144A Int’l Conflict Op-Ed

One of the classes I am taking during my summer in the U.S. is a Political Science class focusing on International Conflict. The class teaches different political theories/perspectives, such as Realism, Liberalism, Critical Theory, World Systems Theory, Constructivism, Feminism, and others, and applies them to the Kosovo conflict. In addition, we had to select a current world conflict and write a research paper, Op-Ed, and Policy paper. I selected the US/China debate over China’s renminbi exchange rate.

Here is the Op-Ed–Though well-written, according to my professor I did not focus enough on one main point, instead jumping back and forth between the difference both countries’ perceptions of one another, the Chinese ownership of foreign debt, and the current international monetary policy of both countries. Oh well. I had fun writing it.

Grade Received: B+

Uncle Sam Wants Hu! (And the Rest of the CCP)

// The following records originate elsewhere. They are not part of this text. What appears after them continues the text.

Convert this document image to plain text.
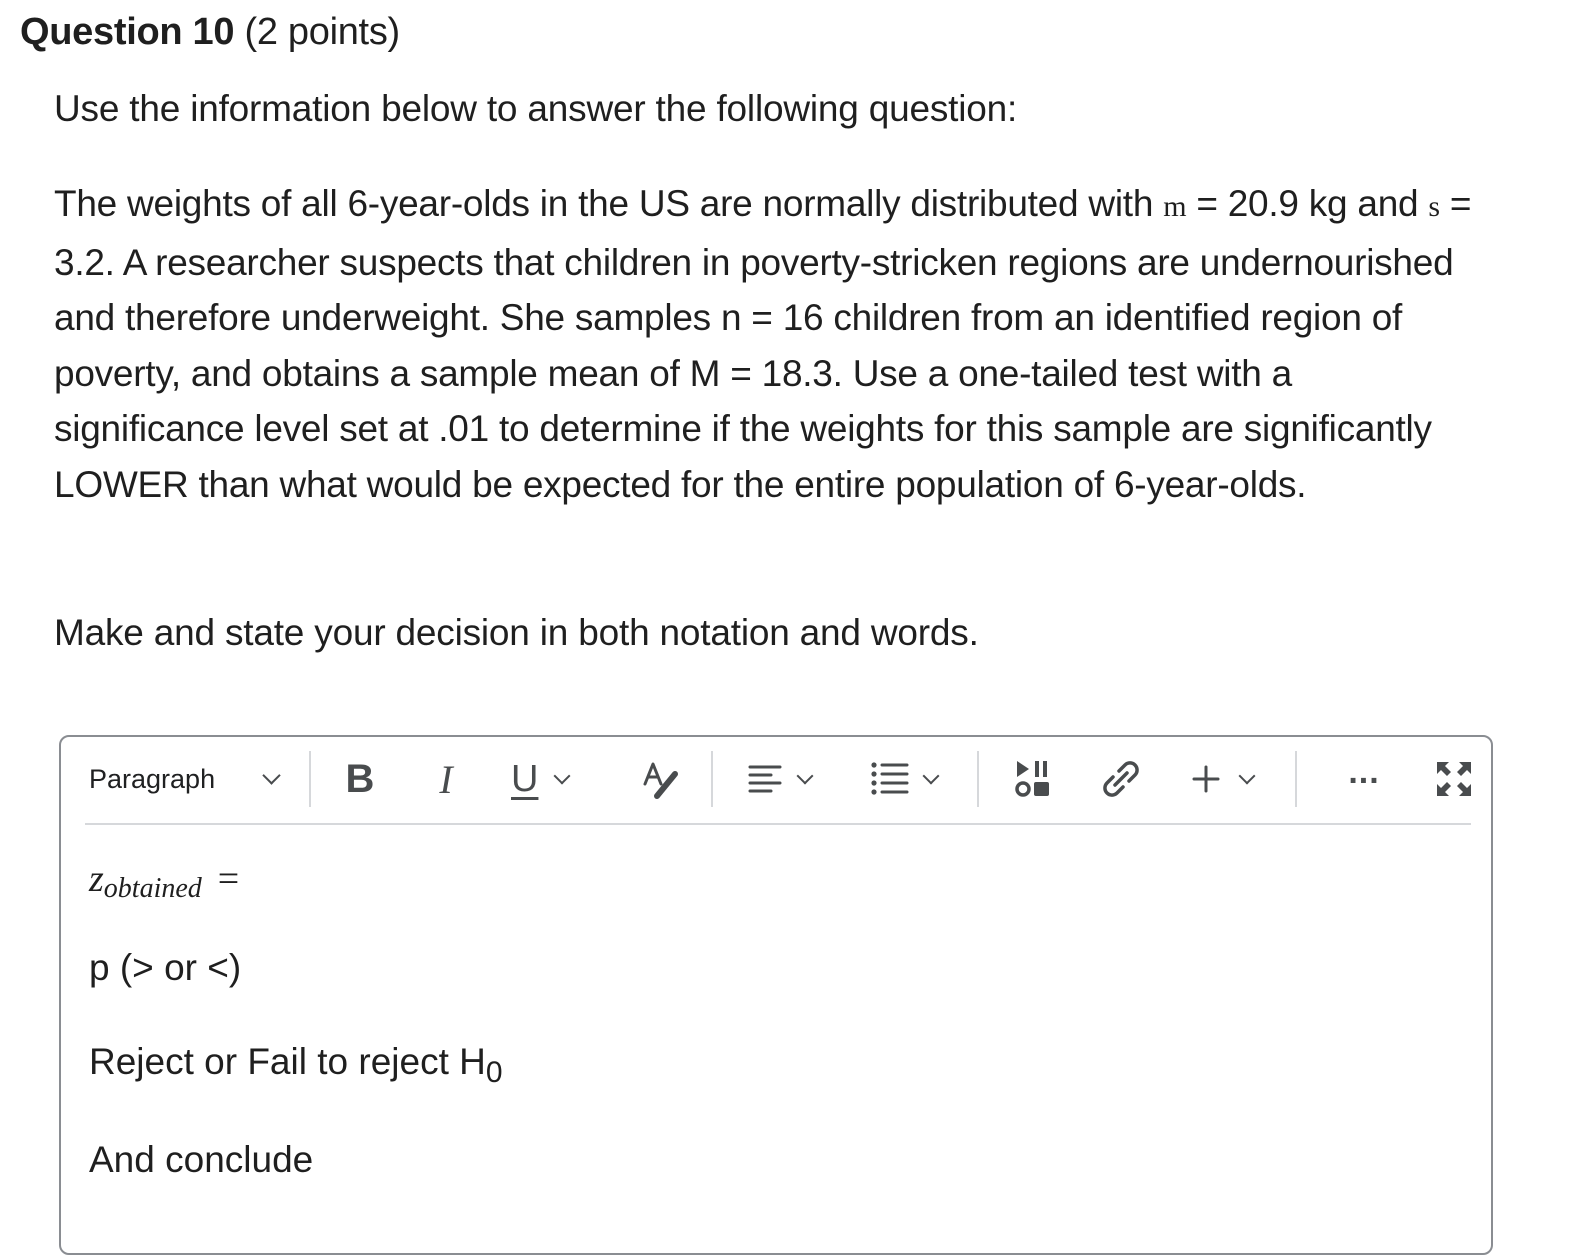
Question 10 (2 points)
Use the information below to answer the following question:
The weights of all 6-year-olds in the US are normally distributed with m = 20.9 kg and s = 3.2. A researcher suspects that children in poverty-stricken regions are undernourished and therefore underweight. She samples n = 16 children from an identified region of poverty, and obtains a sample mean of M = 18.3. Use a one-tailed test with a significance level set at .01 to determine if the weights for this sample are significantly LOWER than what would be expected for the entire population of 6-year-olds.
Make and state your decision in both notation and words.
Paragraph	B I U	...
zobtained =
p (> or <)
Reject or Fail to reject $H_0$
And conclude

Despite what ‘the Man’ would have you believe, it’s no secret that China is rising to superpower status in the world. Just like the billions of dollars in advertising that Coca-Cola and Pepsi spend to highlight their differences because in reality both taste so similar, so does American media vilify China’s government, throw human rights pity parties for China’s people, and point the finger of blame for America’s economic troubles squarely at Mao’s smiling portrait on the Forbidden City’s gate. All of this is in order to disguise the fact that it is us who are to blame for America’s economic situation—each and every American who buys that extra car, that extra t-shirt, that extra [insert anything purchasable at a Wal-Mart] that was made in China for a lot cheaper and thus sold for a lot cheaper than if it was manufactured stateside. It is all of these actions by Americans that move that job overseas to China. It is anybody who has consistently lived above their means, borrowing money that they can’t pay back to purchase something they don’t need, and every big business leader who saw the benefits of cheap labor in China and stayed blind to the mounting trade deficit caused by their short-sighted greed.

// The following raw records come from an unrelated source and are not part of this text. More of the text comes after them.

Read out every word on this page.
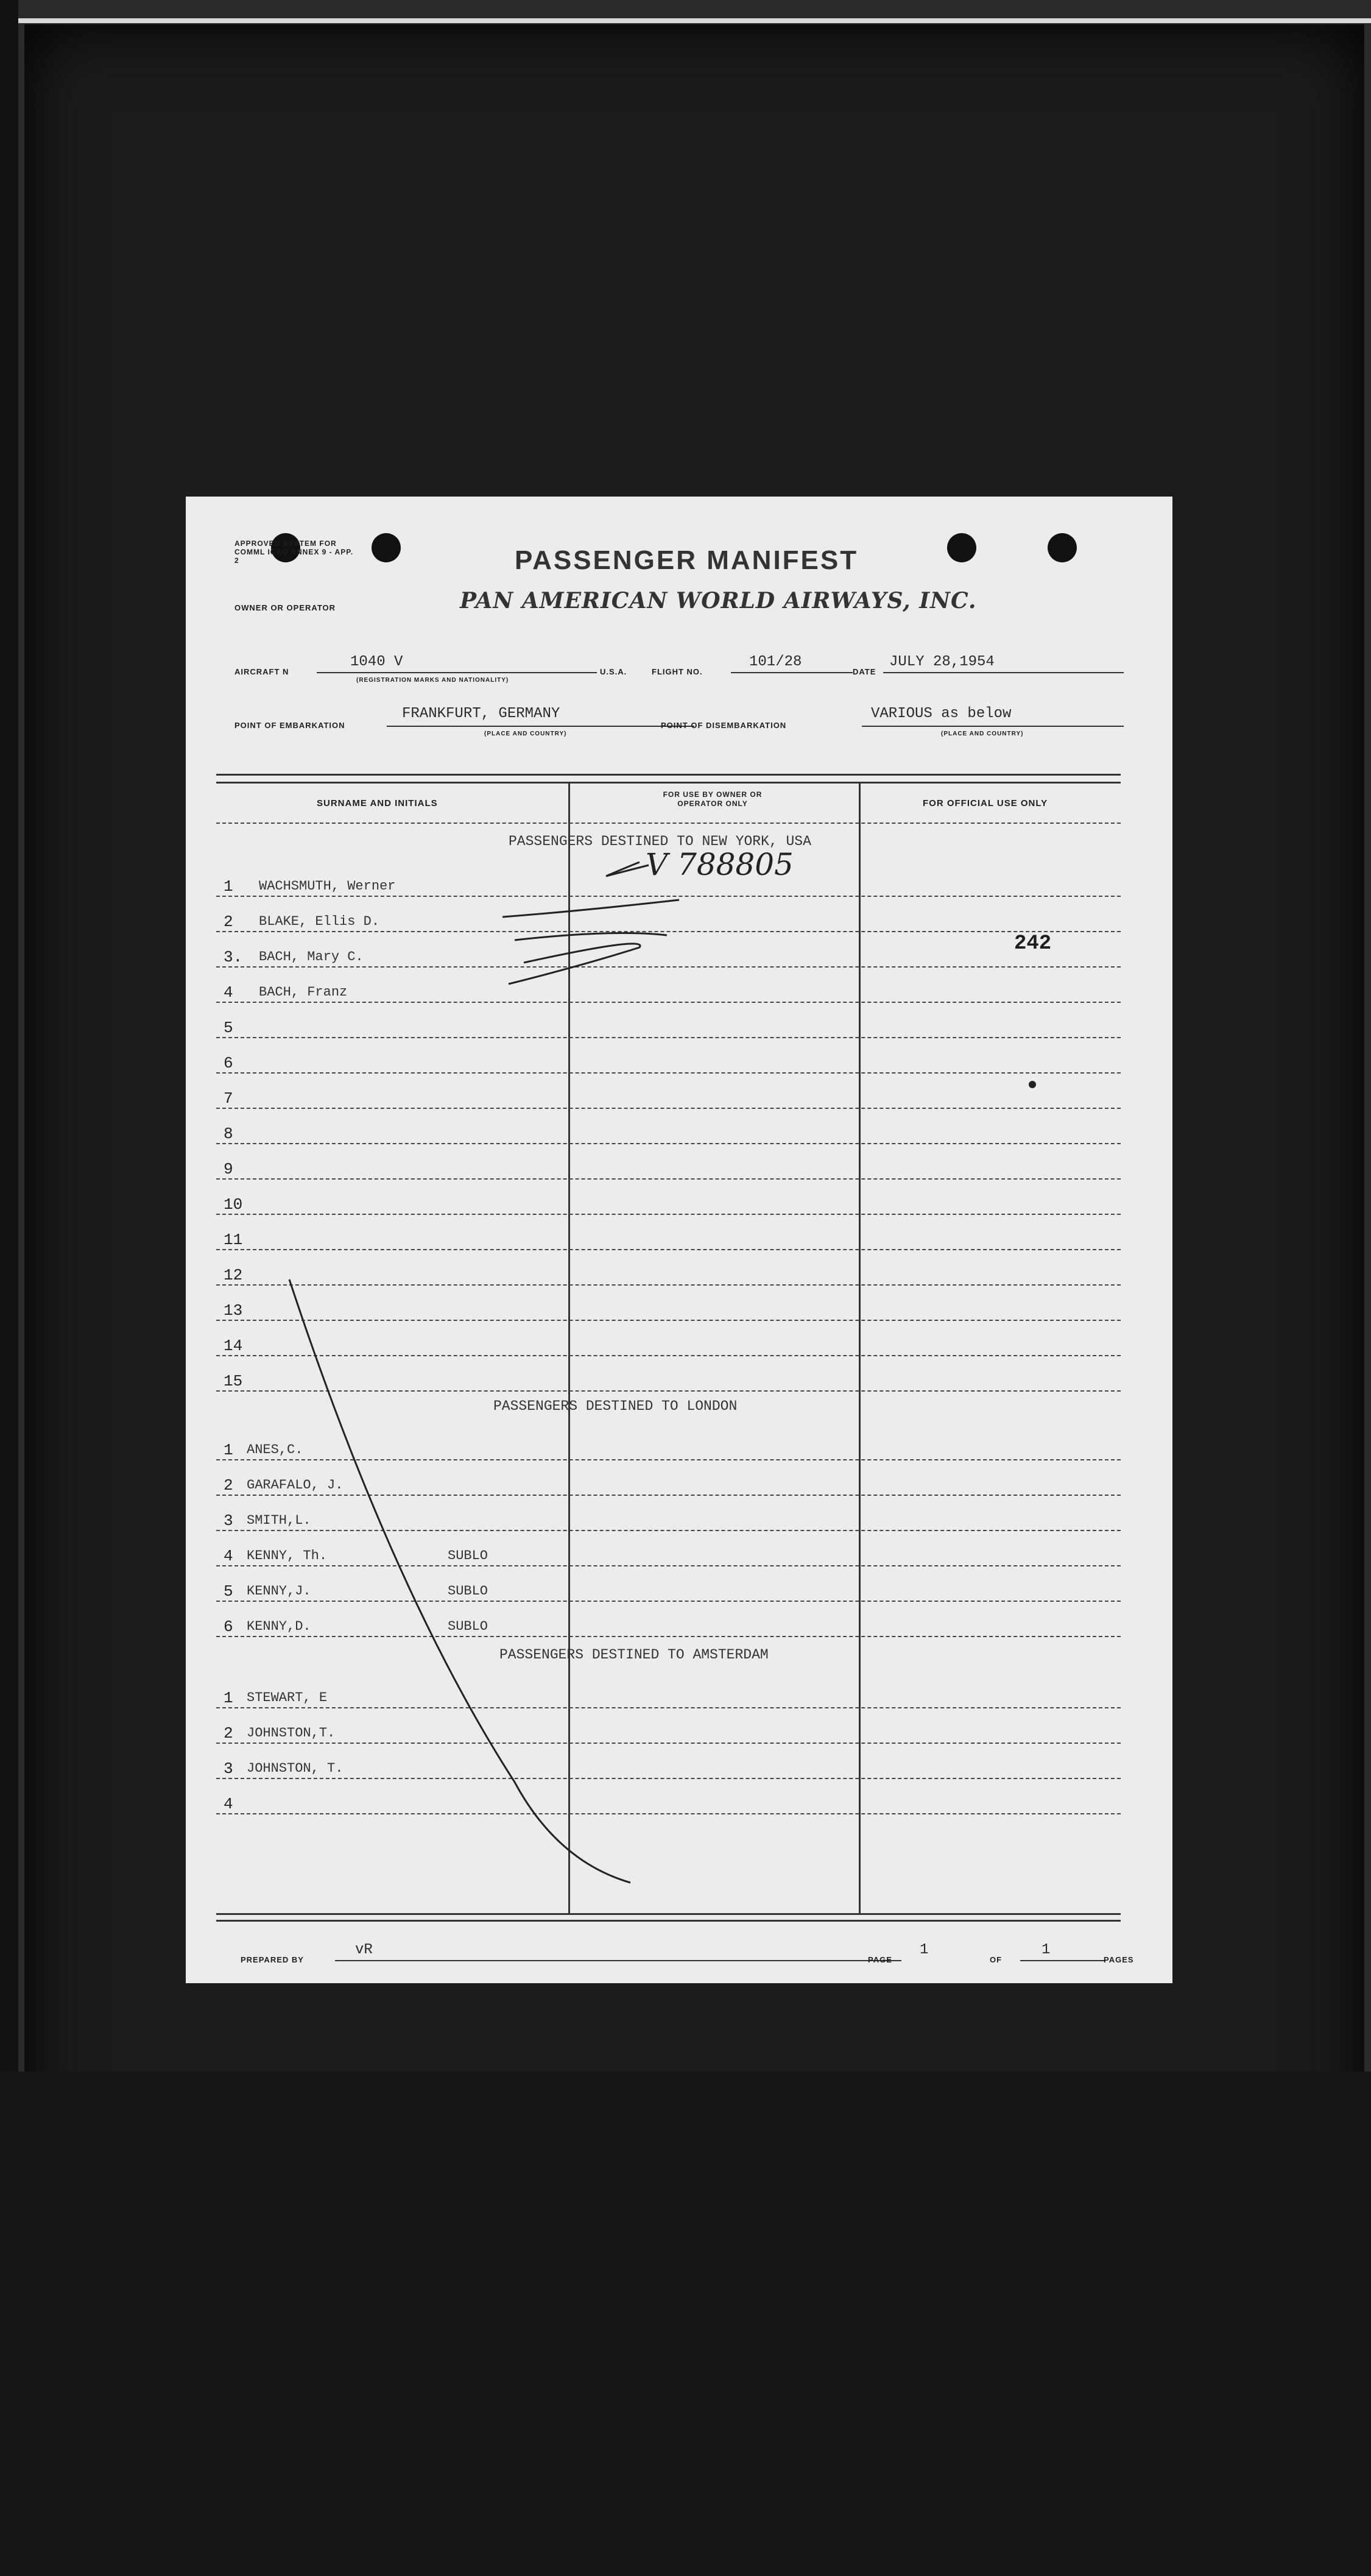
APPROVED SYSTEM FOR COMML ICAO ANNEX 9 - APP. 2	PASSENGER MANIFEST
OWNER OR OPERATOR	PAN AMERICAN WORLD AIRWAYS, INC.
AIRCRAFT N
1040 V
(REGISTRATION MARKS AND NATIONALITY)
U.S.A.	FLIGHT NO.
101/28
DATE
JULY 28,1954
POINT OF EMBARKATION
FRANKFURT, GERMANY
(PLACE AND COUNTRY)
POINT OF DISEMBARKATION
VARIOUS as below
(PLACE AND COUNTRY)
SURNAME AND INITIALS
FOR USE BY OWNER OR OPERATOR ONLY	FOR OFFICIAL USE ONLY
PASSENGERS DESTINED TO NEW YORK, USA
1 WACHSMUTH, Werner
2 BLAKE, Ellis D.
3. BACH, Mary C.
4 BACH, Franz
5
6
7
8
9
10
11
12
13
14
15
PASSENGERS DESTINED TO LONDON
1 ANES,C.
2 GARAFALO, J.
3 SMITH,L.
4 KENNY, Th.	SUBLO
5 KENNY,J.	SUBLO
6 KENNY,D.	SUBLO
PASSENGERS DESTINED TO AMSTERDAM
1 STEWART, E
2 JOHNSTON,T.
3 JOHNSTON, T.
4
V 788805
242
PREPARED BY
vR
PAGE
1
OF
1
PAGES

Like every intrepid, politically-conscious American knows, it takes only a simple Google search or an hour tuned into CNN to discover all the Western news articles and the myriad Western internet blogs and their writers, all more than willing to lay bare the horrors of life in that distant god-forsaken land. Tales of oppression and corruption from the local level all the way up to the global scale with China’s alleged currency manipulation, all play into the government’s portrayal of China as a two-faced threat that is both a backwards country whose leaders lie through their teeth to their population to keep them oppressed, while at the same time acting as a shrewd, conniving enemy of the American economy.

Yet for all the work done to highlight the disparities between China and the U.S., the fact still stands that of the 65.3% of the total American debt that is foreign-owned, China holds 23.4% of it. This is a massive amount of money to owe anybody. The blame for racking up a debt that large cannot be pinned on anyone more than the people who spent it in the first place. Regardless of how much pressure we put on China to adjust its currency’s value, which at this time effectively subsidizes China’s exports while placing high ‘tariffs’ on its imports or sanctioning trade with it, simply pointing a finger and saying “Stop it! It is your duty to hold your share of our financial burden!” is like burning down your house and then blaming the neighbors for not throwing themselves on the flame to extinguish it.

The Chinese have been relatively open to discussion about their monetary policy towards the United States and the rest of the world. As transparent as can be expected from any major power that has a vested interest in the survival of the same country that blames them for its suffering, that is. When the U.S. called for an unpegging of the RMB, China acquiesced and unpegged. But it is simply wrong to think that China will, let alone should, hinder its own progress in order to help bail out the U.S. from its financial hole. While China does own a large amount of US debt, it is not responsible for the United States’ financial problems. So instead of trying to play boss and attempting to control the Chinese economy in order to try and force a shift towards how we think the Chinese should act towards supporting our interests, we should be focusing on fixing ourselves. It is long overdue for the U.S. to turn its self-proclaimed role of Team America: World Police on itself and address the domestic reasons for America’s financial problems before going after China.